AWDM emulator can be used in numerous applications in manufacturing or system design (see Fig. 5).
Optical–performance monitors: calibration and testing. Optical–performance monitors (OPMs) play a critical role in monitoring and managing the operational integrity of DWDM systems. To provide accurate measurements in channel power, wavelength, and optical signal–to–noise ratio, OPMs must be properly calibrated and tested through the manufacturing process. Because of the enormous range of parameter space (a combination of power, wavelength, and environmental conditions), testing by a step–wise tunable laser can be very time–consuming. Testing with multiple input channels is particularly essential to understand the measurement ability of OPMs under a loaded DWDM situation.
A WDM emulator can dramatically enhance testing capability and reduce testing time by simultaneously presenting an array of calibrated wavelengths across the spectral range of interest. WDM emulators are currently used to test OPMs constructed from scanning–filter or grating/diode–array technologies. Of particular interest is the fact that the ITU frequency–grid emission from the WDME can be used for optical alignment and algorithm verification of the grating/diode–array pair, thus greatly enhancing the fabrication and characterization capability.
Optical amplifiers: gain flatness, power equalization, and noise figures. Gain flattening and channel power equalization through optical amplifier chains are critical to DWDM system performance. These performance parameters should also be tested under a realistic condition where multiple channels are present. The WDM emulator, with its depolarized multichannel outputs, is an effective and low–cost source for rapid measurement in this application. Similarly, it is also of great interest to measure noise figures in optical amplifiers with DWDM input.
A typical setup for the input source would consist of an array of distributed–feedback lasers combined through a chain of multiplexers, polarization scramblers, and amplifiers. A much more economical WDM emulator, having inherently depolarized multichannel outputs and high contrast factor, would serve particularly well for noise–figure measurement using the amplified spontaneous emission interpolation technique.

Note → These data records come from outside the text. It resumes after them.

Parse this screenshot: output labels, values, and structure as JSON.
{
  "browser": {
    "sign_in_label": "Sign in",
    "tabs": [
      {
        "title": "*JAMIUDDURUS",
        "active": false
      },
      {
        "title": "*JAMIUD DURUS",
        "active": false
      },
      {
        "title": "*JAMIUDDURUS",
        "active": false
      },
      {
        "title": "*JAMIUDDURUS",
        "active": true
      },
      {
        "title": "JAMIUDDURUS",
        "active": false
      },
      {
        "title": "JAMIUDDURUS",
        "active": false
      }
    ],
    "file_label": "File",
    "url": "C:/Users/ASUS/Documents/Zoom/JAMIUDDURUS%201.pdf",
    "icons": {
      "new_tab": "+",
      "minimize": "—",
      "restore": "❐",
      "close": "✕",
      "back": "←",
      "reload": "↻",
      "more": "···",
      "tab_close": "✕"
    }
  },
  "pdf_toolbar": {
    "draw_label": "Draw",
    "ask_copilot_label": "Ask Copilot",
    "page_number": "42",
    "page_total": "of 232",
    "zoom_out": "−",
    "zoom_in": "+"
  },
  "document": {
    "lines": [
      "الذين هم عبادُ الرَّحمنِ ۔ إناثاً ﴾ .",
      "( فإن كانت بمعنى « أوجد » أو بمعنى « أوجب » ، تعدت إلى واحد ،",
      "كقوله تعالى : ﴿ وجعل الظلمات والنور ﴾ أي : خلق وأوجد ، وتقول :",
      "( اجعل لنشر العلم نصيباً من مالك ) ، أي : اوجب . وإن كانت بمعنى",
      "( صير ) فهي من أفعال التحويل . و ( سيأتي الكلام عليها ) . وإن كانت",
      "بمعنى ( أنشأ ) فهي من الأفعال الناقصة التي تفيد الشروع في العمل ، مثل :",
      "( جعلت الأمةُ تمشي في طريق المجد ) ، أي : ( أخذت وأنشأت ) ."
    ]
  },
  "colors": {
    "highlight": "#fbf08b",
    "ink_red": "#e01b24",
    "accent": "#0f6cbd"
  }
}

Multiplexers and demultiplexers: channel crosstalk measurements. By injecting a multiwavelength input to a mux/demux, the multiplexing properties such as crosstalk, transmission profile, and insertion loss can be characterized by an optical switch and an optical spectrum analyzer (OSA). Because the signal spectral profile from the WDM emulator follows a clear theoretical shape, the actual transfer function of the mux/demux can be reliably extracted from the OSA measurement.
Optical crossconnects, reconfigurable add/drop modules, and optical switches: operational verification. Optical crossconnects, reconfigurable optical add/drop modules, and optical switches, as the critical building blocks for future dynamic optical networks, are widely pursued by the communications industry. Characterization of these devices can pose serious challenges in test equipment availability, allocation, testing time, and cost, particularly when port counts evolve beyond 16 × 16 to 64 × 64 or more. This challenge can be eased by using WDM emulators as multiple–channel test inputs, starting by using one WDME shared by an optical switch, to using a full set of WDMEs each modulated by a unique data stream. In this way, each wavelength at each output fiber can be traced to the originating emulator and thus the input fiber.